Not everything that appears in a chart is true, though it may seem it is. Data visualization can be molded into what its maker wants, so you should not trust everything that you see. In this article, we will give you a hand to start knowing how to differentiate truthful from misleading data visualizations.
Given the increasingly data-driven world that we currently live in, charts have started appearing everywhere from news feeds to activity trackers. Some are beautifully visualized but more often than not the quality can be lacking and the results confusing or even misleading. We use visualizations to compress data in order to create an intuitive understanding of trends. We will go through some of the basic mistakes that can be made when presenting data visualization.
You just have to know that elements of a visualization can be modified in ways that can either emphasize or diminish the impact of the data. It is possible to emphasize granularity by varying the number of gridlines or ticks, create bias by carefully crafting labels, or evoke subconscious emotions by changing colors.
8 Types of Misleading Data Visualization
In this section, we will present some data visualization charts that can be true as well as cannot, it is only a matter of knowing how to read and thus differentiate them.
1. Bar Charts
Bar charts use length as their visual cue, so when someone makes the length shorter using the same data by trimming the value axis, the chart dramatizes discrepancies. Someone wants to show a bigger change than is actually there, so you might want to double-check on those.
It is true that everything is relative. You cannot say a town is more unsafe than another because the first one had two robberies and the other only had one. What if the first town has many more times the population that of the first? It is often more beneficial to think in terms of percentages and rates rather than absolutes and totals.
3. Axis Cropping
The X and Y axis is the key to comprehending the scale and relationship of a plot. An axis can be cropped for the X or Y dimension or both to show a subset of the data. Depending on what program and type of plot this could happen accidentally as well as intentionally. We are all most probably able to find plots in that cut data to make their point look more valid than it is.
Sometimes there is a good reason for cropping. If the idea of a visualization is to tell a story, this can be an incalculable tool to emphasize a change. Yet, there are multiple examples where it is used to confuse people by overly exaggerating the relational scale making differences look larger than they are in reality, made even worse when the numbers on the axis are omitted entirely. Cropping a graph’s axis can hide all sorts of problems.
4. Axis Scaling
When comparing diagrams, it is important to comprehend if they are both set to the same scale. The axes are often automatically scaled to best fit depending on which visualization program is being employed.
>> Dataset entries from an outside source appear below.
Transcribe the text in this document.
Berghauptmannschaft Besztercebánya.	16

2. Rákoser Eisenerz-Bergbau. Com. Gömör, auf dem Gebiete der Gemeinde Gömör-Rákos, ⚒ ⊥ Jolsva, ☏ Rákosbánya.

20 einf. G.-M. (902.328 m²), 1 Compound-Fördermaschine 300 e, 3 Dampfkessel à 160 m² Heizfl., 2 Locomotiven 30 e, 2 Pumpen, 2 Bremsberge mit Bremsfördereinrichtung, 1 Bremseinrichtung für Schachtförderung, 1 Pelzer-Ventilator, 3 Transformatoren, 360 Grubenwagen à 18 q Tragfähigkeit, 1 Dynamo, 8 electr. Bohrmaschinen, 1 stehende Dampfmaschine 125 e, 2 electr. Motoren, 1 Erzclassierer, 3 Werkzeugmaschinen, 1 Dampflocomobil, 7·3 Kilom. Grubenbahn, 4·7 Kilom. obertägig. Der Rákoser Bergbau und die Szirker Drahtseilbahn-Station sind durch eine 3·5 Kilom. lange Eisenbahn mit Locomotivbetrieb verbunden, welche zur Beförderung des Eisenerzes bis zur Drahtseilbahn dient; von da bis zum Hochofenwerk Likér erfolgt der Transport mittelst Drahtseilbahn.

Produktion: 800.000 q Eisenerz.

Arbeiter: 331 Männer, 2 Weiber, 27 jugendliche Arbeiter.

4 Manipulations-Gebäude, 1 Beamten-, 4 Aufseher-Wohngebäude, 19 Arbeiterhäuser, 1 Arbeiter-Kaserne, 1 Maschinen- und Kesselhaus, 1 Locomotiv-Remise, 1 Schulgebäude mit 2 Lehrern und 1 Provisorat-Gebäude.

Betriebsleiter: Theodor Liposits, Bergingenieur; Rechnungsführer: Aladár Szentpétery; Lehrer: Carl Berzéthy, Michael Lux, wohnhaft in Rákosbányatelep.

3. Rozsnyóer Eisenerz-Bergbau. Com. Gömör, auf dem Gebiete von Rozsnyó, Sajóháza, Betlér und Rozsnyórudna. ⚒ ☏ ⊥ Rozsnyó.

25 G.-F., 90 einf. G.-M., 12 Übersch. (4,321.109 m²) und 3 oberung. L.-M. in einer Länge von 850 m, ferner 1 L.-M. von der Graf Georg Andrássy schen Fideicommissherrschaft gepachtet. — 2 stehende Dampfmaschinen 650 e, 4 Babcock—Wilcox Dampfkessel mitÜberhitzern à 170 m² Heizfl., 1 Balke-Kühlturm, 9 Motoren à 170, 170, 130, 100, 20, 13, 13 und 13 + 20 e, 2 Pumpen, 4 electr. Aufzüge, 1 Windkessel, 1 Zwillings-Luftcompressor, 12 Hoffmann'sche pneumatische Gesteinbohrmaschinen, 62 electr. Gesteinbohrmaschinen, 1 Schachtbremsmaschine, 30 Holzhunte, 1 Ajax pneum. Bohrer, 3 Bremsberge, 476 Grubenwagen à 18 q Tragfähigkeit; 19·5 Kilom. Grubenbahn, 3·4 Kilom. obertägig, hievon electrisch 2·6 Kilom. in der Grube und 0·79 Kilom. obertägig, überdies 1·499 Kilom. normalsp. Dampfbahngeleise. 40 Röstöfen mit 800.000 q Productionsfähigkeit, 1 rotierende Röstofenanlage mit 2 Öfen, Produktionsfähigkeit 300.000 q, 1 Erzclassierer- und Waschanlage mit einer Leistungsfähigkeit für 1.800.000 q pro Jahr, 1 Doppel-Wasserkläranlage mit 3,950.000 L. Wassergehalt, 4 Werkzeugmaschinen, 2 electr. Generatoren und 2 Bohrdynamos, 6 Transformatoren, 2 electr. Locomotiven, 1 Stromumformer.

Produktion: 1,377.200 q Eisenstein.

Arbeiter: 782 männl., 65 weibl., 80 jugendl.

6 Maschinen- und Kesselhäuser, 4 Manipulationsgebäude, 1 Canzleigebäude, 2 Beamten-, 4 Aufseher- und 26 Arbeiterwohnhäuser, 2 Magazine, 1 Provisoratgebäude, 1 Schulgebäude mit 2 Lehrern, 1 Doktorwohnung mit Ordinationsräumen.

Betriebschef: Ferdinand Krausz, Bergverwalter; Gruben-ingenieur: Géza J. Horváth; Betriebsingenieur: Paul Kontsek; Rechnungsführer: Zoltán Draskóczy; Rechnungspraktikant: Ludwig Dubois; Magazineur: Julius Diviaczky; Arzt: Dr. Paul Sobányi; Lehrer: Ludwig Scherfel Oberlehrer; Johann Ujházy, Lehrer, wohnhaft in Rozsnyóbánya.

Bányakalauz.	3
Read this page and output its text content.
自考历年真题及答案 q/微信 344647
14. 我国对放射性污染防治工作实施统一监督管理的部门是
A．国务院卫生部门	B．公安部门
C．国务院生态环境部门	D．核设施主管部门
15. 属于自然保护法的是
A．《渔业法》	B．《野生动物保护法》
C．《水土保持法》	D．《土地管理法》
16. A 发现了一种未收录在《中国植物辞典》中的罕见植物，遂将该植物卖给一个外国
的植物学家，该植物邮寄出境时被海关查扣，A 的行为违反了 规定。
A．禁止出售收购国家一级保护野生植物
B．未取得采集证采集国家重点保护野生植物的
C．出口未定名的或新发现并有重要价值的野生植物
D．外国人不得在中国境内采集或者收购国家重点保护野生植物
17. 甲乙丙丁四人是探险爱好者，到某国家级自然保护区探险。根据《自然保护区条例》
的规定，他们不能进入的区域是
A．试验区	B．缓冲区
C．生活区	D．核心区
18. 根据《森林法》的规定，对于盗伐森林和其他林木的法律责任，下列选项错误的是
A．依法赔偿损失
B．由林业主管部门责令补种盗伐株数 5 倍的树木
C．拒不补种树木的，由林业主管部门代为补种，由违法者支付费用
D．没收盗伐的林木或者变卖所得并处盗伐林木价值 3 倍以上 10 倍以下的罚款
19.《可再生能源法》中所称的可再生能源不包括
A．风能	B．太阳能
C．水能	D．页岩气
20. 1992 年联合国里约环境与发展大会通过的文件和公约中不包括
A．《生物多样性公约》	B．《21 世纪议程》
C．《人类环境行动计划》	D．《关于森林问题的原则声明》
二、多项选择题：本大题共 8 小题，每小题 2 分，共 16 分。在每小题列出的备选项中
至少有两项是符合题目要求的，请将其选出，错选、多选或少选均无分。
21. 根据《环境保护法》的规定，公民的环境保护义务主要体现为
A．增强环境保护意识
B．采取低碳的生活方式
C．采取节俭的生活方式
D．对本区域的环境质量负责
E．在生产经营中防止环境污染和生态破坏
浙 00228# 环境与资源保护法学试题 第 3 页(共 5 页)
With more than one chart that does not have identical data, an inch in one chart could be equal to 10 and in the other, it could be 30, so be careful with them. The default behavior of visualizations often introduces the problem automatically. Just remember the importance of having apples to apples when comparing plots and looking at the axes.
Histograms are very useful ways to understand the distribution of data. In some ways, it trades absolute accuracy for general understanding by calculating the number of data points that are within a certain range. This is known as binning, a bin value of 10 will split from zero to the maximum into 10 buckets. There are several formulas that can be used to determine the bin size such as the Sturges formula, the rice rule, and Freedman-Diaconis Choice all are good places to start.
6. Pie Charts
Pie charts generally are a dreadful way to show complex data. Our brains do not deal well with trying to compare slices when there are more than three or so. In order to make matters worse, many often lack proper labeling or confusing effects that look cool but in reality, are illegible. The dislike of pie charts is widely shared and many articles have been written on the subject. Even the order of the slices can play mental tricks.
7. Extra Dimension
When you see a three-dimensional chart that is three dimensions for no good reason, question the data, the graph, the designer, and everything based on the chart, though It does not absolutely mean a visualization is lying just because it exhibits one of the previously mentioned qualities, just be mindful about them when you have to use one of them.
8. Axis Plots
Charts can actually have two independent vertical axes on the left and the right. Sometimes this kind of chart can be used to show a correlation between two plots, but the relationship may be tenuous if not none existing. By using the axis cropping and axis scaling mentioned above, small inclines can become cliffs and non-conforming data can be chopped to draw false correlations and comparisons. Using two axes can be helpful when drawing accurate correlations between two sets of information, but when someone is doing it, be sure to look at the axis for scale and comprehend any other modifications that may have been made.
On this page, you will find the most common resources used currently to represent data through data visualization charts. Take into account that not every chart will be misleading, but now you have the information to tell which ones can be someone's true, but not the entire truth. So, be careful with it.